NEW/CHANGE FEATURE REQUEST: Make Event Registration Tool's data available in Data Lake
Closed, DeclinedPublicFeature

Description

Data Platform Request Form

Is this a request for a:

  • Dataset
  • Data Pipeline
  • Data Feature

Is this a change to something existing:

  • Yes - please provide details of existing datasets/data pipelines (wiki links, Git URL, names of jobs, etc)
  • No

If a new dataset, has this been through the essential metric review? (need link):

  • Yes
  • No

Please provide the description of your request:
Please make Event Registration Tool's data that is stored in x1 available in Data Lake.

This request is similar to this ticket.

Use Case: (Please briefly explain what this feature will be used for):
Data scientists/analysts need to be able to join the Event Registration Tool's data onto the data in Data Lake in order to conduct analyses.
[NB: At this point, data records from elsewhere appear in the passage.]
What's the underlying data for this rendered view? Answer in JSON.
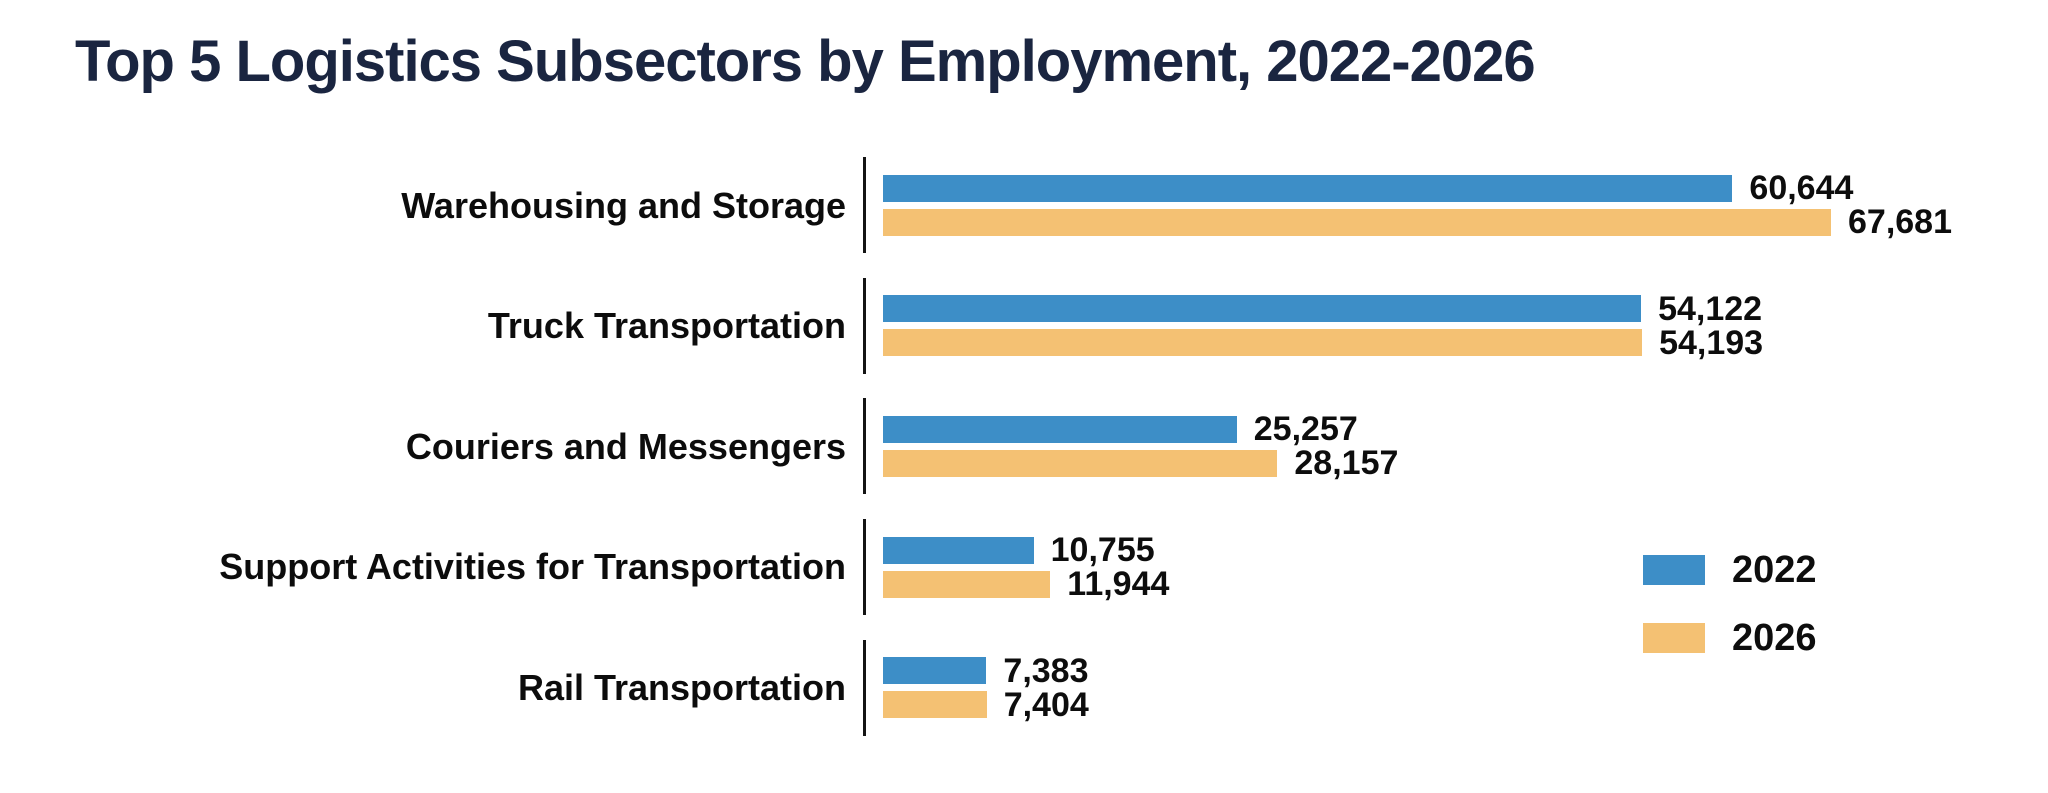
{
  "title": "Top 5 Logistics Subsectors by Employment, 2022-2026",
  "colors": {
    "title_text": "#1a2540",
    "bar_2022": "#3d8ec7",
    "bar_2026": "#f4c173",
    "label_text": "#0d0d0d",
    "axis_tick": "#141414",
    "background": "#ffffff"
  },
  "legend": {
    "items": [
      {
        "label": "2022",
        "color": "#3d8ec7"
      },
      {
        "label": "2026",
        "color": "#f4c173"
      }
    ]
  },
  "chart_data": {
    "type": "bar",
    "orientation": "horizontal",
    "title": "Top 5 Logistics Subsectors by Employment, 2022-2026",
    "categories": [
      "Warehousing and Storage",
      "Truck Transportation",
      "Couriers and Messengers",
      "Support Activities for Transportation",
      "Rail Transportation"
    ],
    "series": [
      {
        "name": "2022",
        "color": "#3d8ec7",
        "values": [
          60644,
          54122,
          25257,
          10755,
          7383
        ],
        "display_values": [
          "60,644",
          "54,122",
          "25,257",
          "10,755",
          "7,383"
        ]
      },
      {
        "name": "2026",
        "color": "#f4c173",
        "values": [
          67681,
          54193,
          28157,
          11944,
          7404
        ],
        "display_values": [
          "67,681",
          "54,193",
          "28,157",
          "11,944",
          "7,404"
        ]
      }
    ],
    "xlim": [
      0,
      67681
    ],
    "value_labels_shown": true,
    "grid": false,
    "legend_position": "right-middle"
  }
}
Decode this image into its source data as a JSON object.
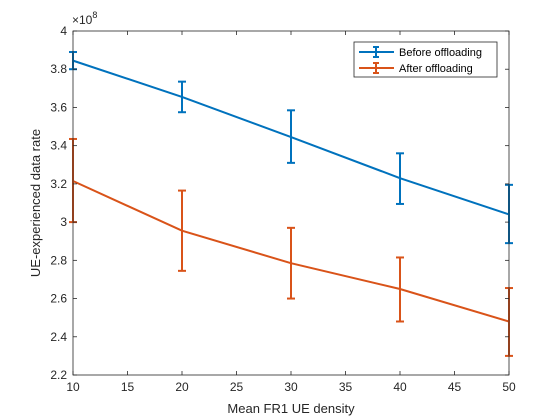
{
  "chart_data": {
    "type": "line",
    "xlabel": "Mean FR1 UE density",
    "ylabel": "UE-experienced data rate",
    "y_exponent_label": "×10",
    "y_exponent_power": "8",
    "y_scale": 100000000,
    "xlim": [
      10,
      50
    ],
    "ylim": [
      2.2,
      4.0
    ],
    "x_ticks": [
      10,
      15,
      20,
      25,
      30,
      35,
      40,
      45,
      50
    ],
    "y_ticks": [
      2.2,
      2.4,
      2.6,
      2.8,
      3.0,
      3.2,
      3.4,
      3.6,
      3.8,
      4.0
    ],
    "y_tick_labels": [
      "2.2",
      "2.4",
      "2.6",
      "2.8",
      "3",
      "3.2",
      "3.4",
      "3.6",
      "3.8",
      "4"
    ],
    "grid": false,
    "legend_position": "top-right",
    "x": [
      10,
      20,
      30,
      40,
      50
    ],
    "series": [
      {
        "name": "Before offloading",
        "color": "#0072BD",
        "values": [
          3.845,
          3.655,
          3.445,
          3.23,
          3.04
        ],
        "err_low": [
          3.8,
          3.575,
          3.31,
          3.095,
          2.89
        ],
        "err_high": [
          3.89,
          3.735,
          3.585,
          3.36,
          3.195
        ]
      },
      {
        "name": "After offloading",
        "color": "#D95319",
        "values": [
          3.215,
          2.955,
          2.785,
          2.65,
          2.48
        ],
        "err_low": [
          3.0,
          2.745,
          2.6,
          2.48,
          2.3
        ],
        "err_high": [
          3.435,
          3.165,
          2.97,
          2.815,
          2.655
        ]
      }
    ]
  }
}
The need for this has been growing and affects multiple data scientists/analysts.

Here's a ticket showing a specific use case, but this request applies more broadly to many use cases like this one.
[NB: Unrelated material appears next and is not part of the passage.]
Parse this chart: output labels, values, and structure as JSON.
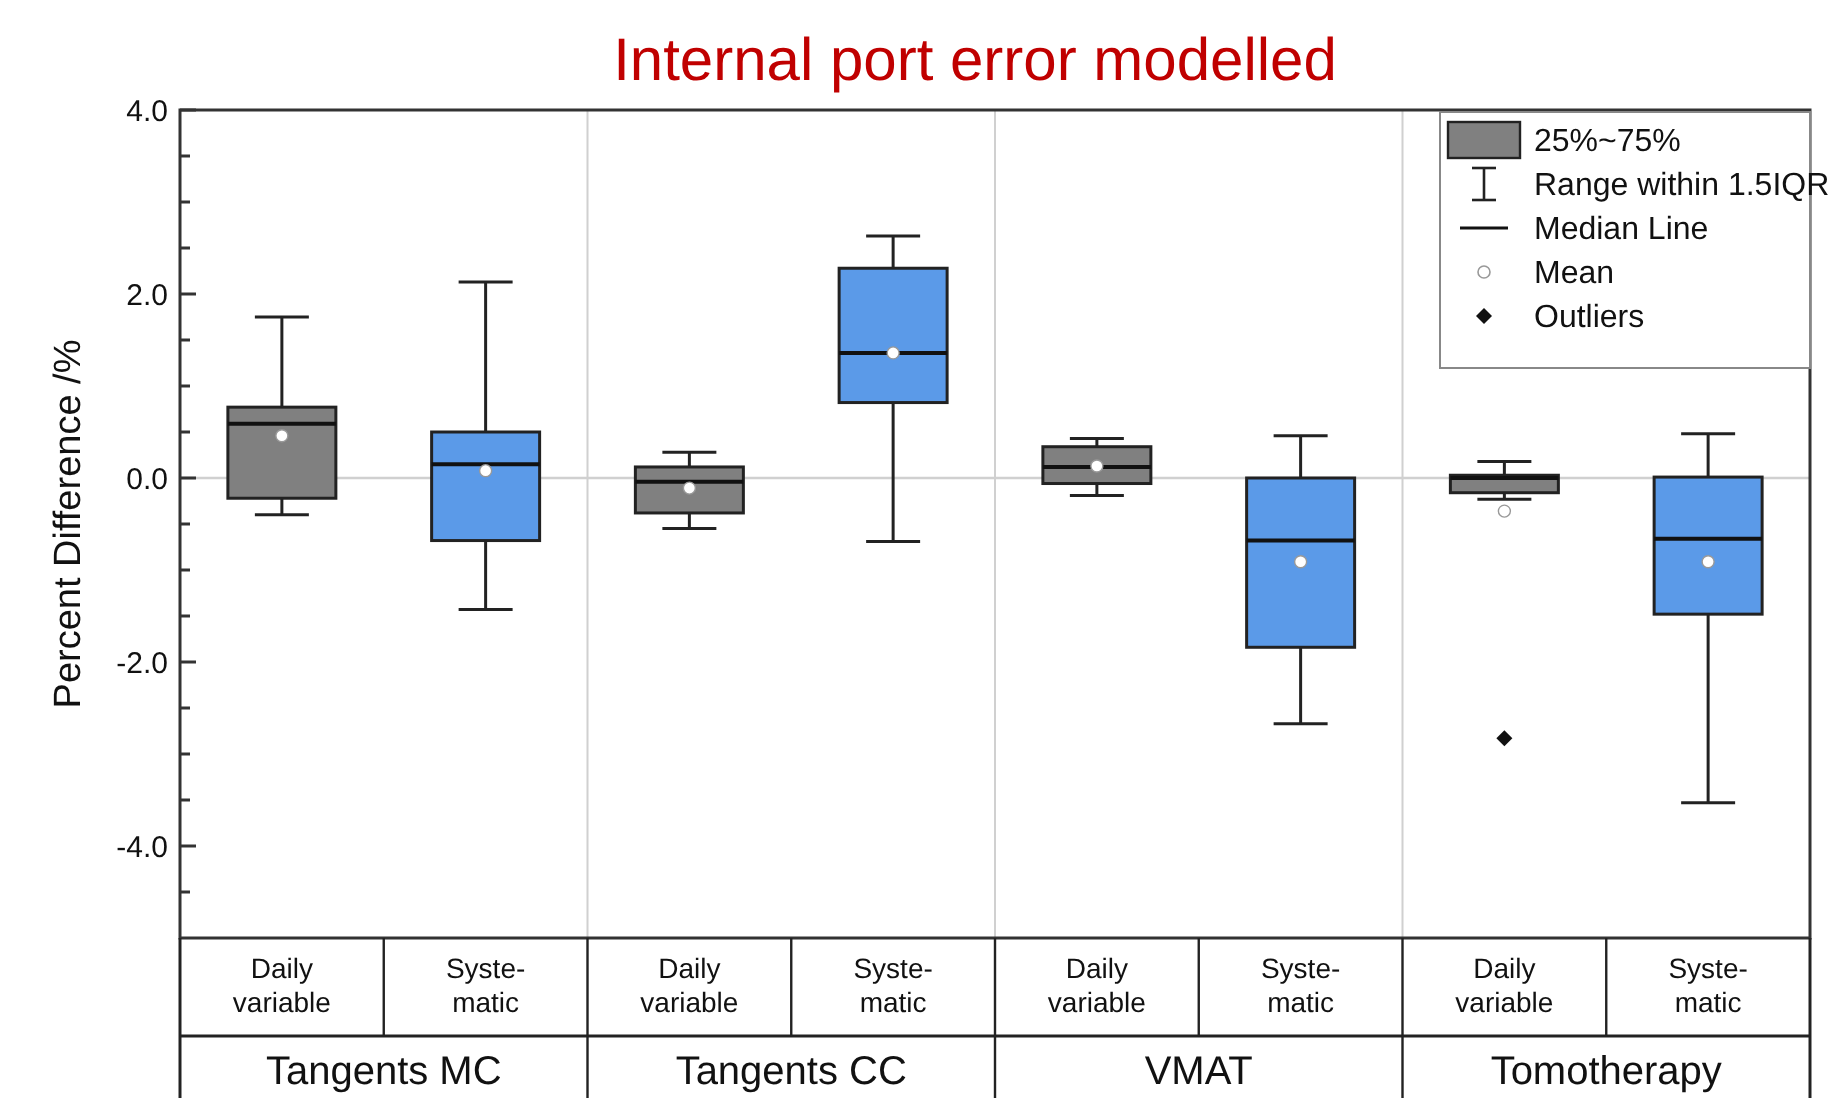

For more context, here's the slack thread about the need for this.

Ideal Delivery Date:
No specific date, but the sooner the better.

Event Timeline

Since both Event Registration and Content Translation store their application data in x1, I wonder if one solution could solve this and T382706: Data pipeline to load cx_translators to Data Lake, at wmf_product

Also wanted to voice support for this because it would unblock some metric pipeline work that @Iflorez has started for T374491: Create ETL pipelines for campaigns-product baseline metrics

P.S. Yes, ideally Event Registration would be instrumented and treat its data as product but that is unlikely to happen any time soon (if ever) and in the meantime there is evaluation/measurement work that is blocked or hindered.
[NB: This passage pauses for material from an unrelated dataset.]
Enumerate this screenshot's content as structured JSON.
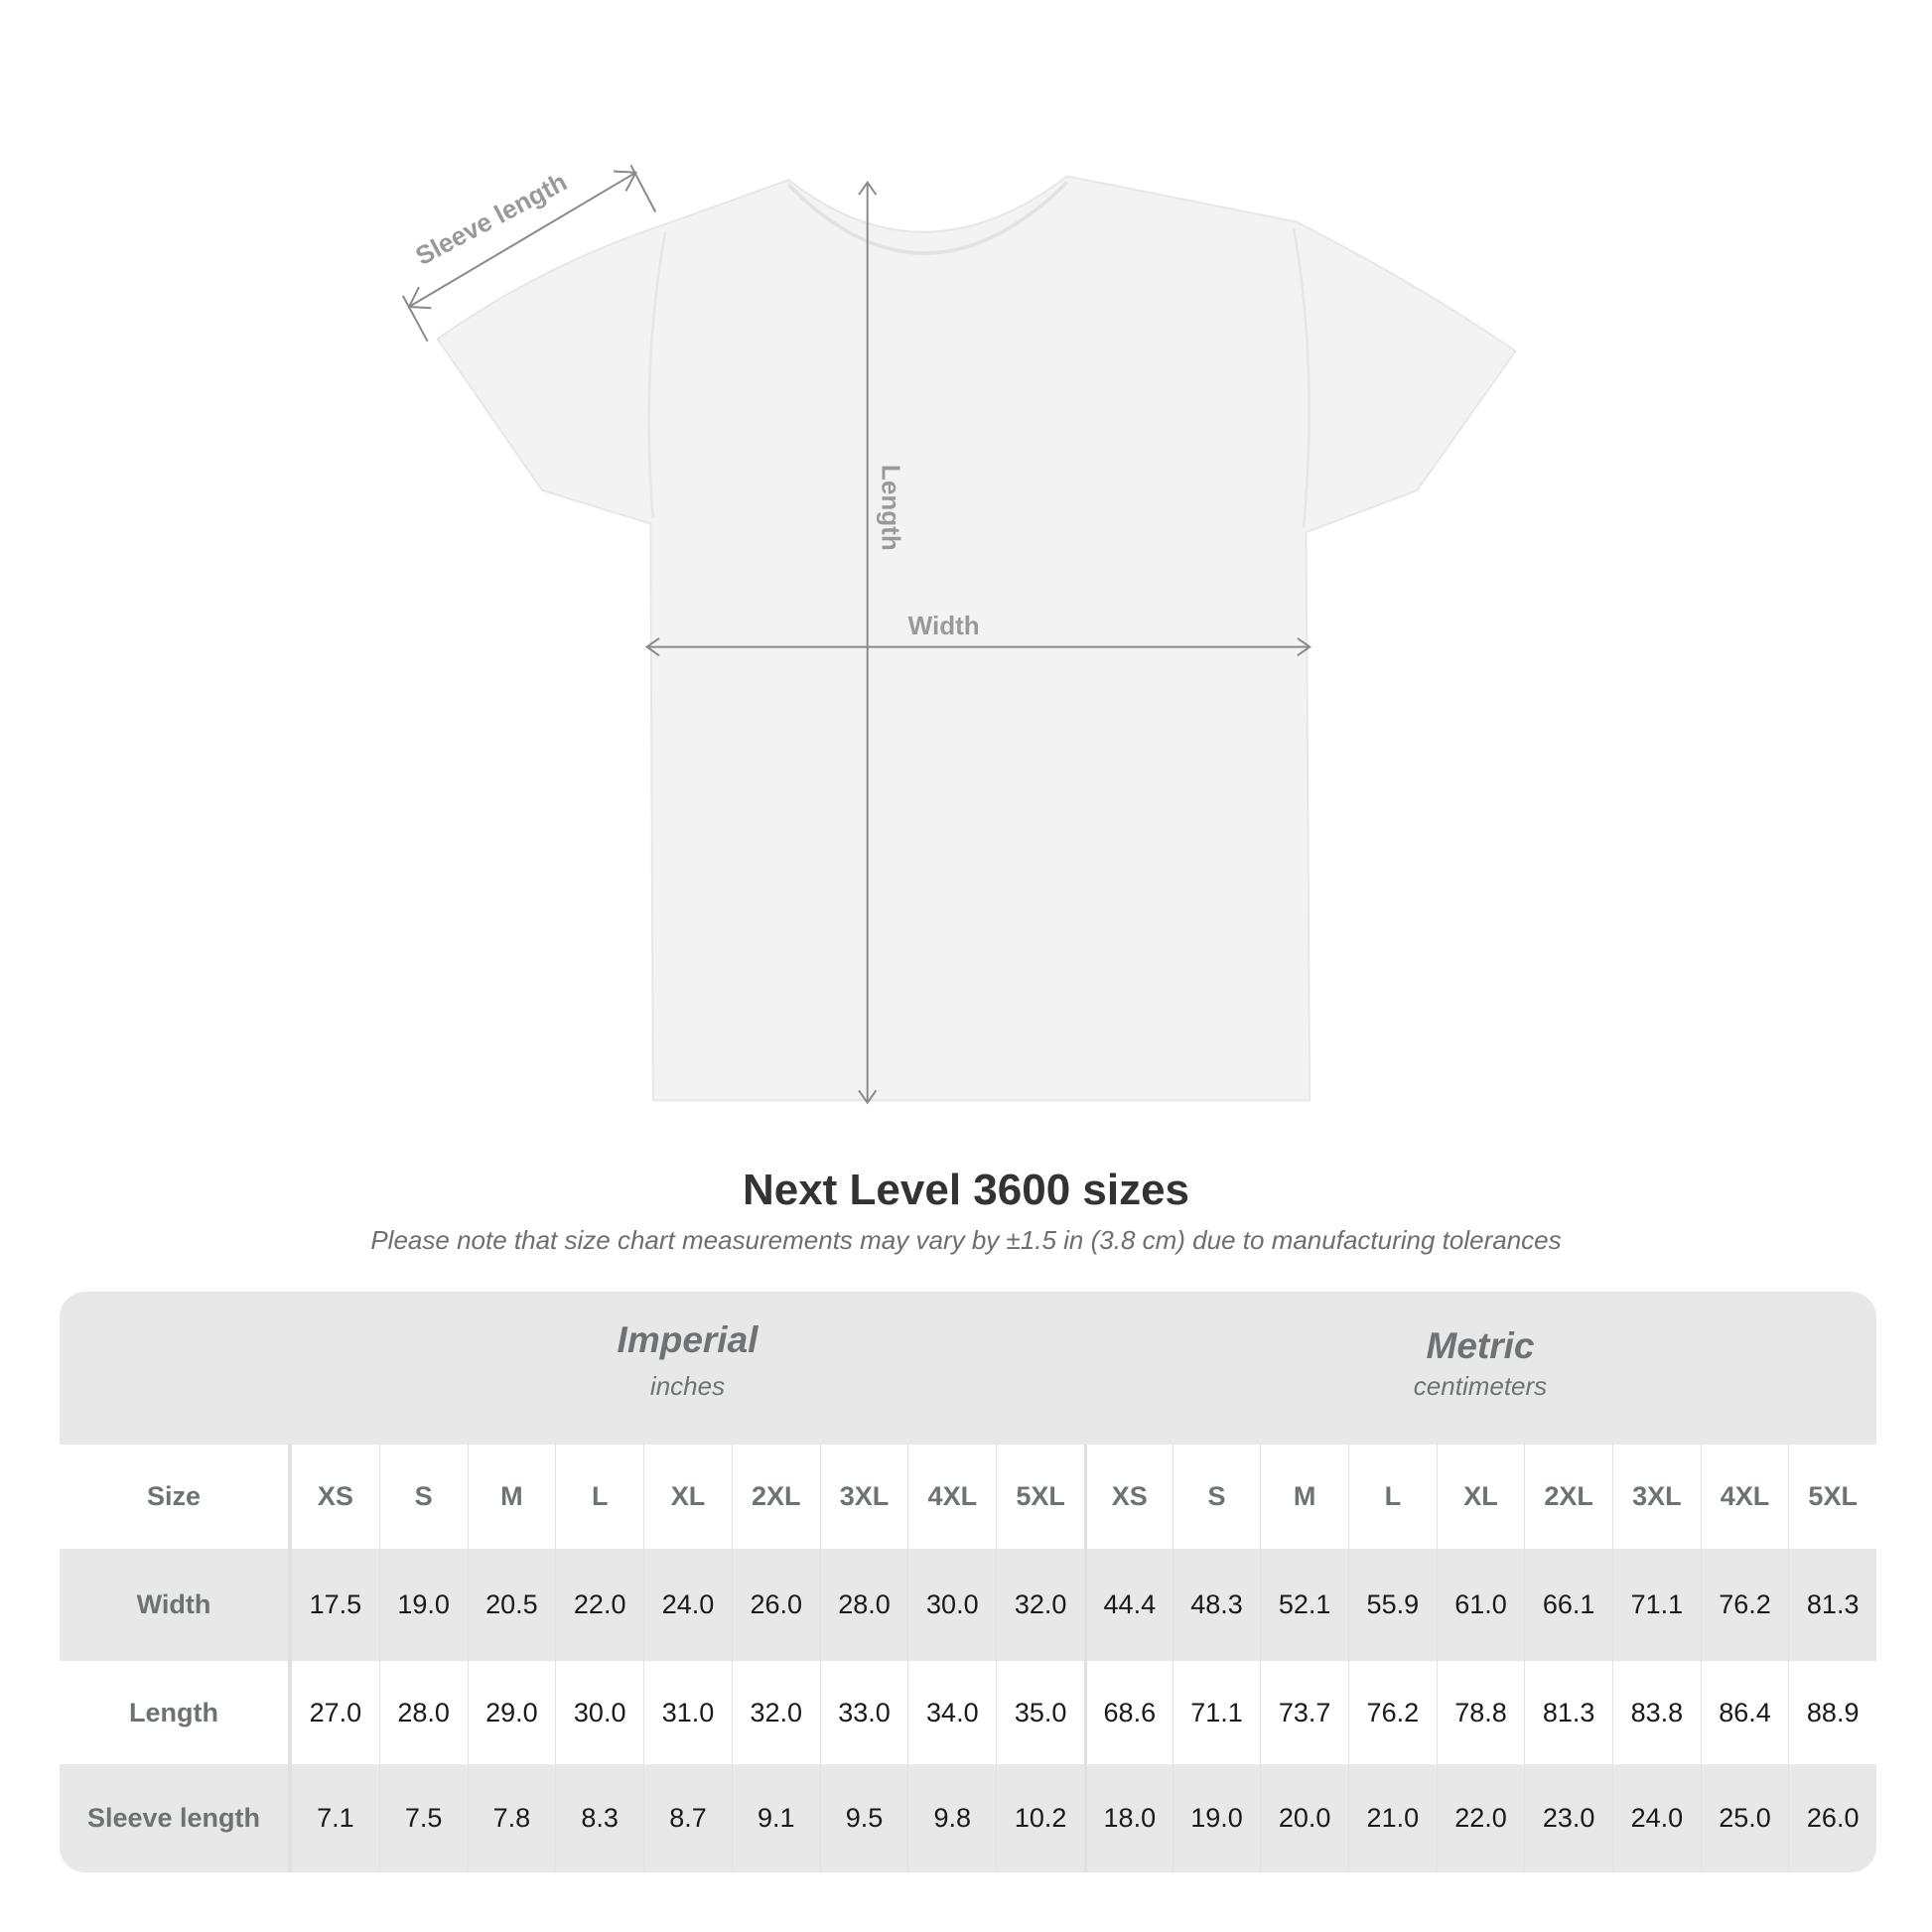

Quick update: with the plans to make Event Registration available on more wikis, analytics for that is going to be really hard to do if it's not instrumented.

@kzimmerman is going to talk to Ilana about Campaigns-Product instrumenting Event Registration as a hypothesis under proposed WE 1.2 KR.

Therefore, the recommendation is to decline this request.

Going forward, we are going to be insistent on instrumentation if product teams need insights about their products, so that we are (1) not perpetuating the reliance on workarounds like sqoop, and (2) actively discouraging anti-patterns like doing analytics from application data directly.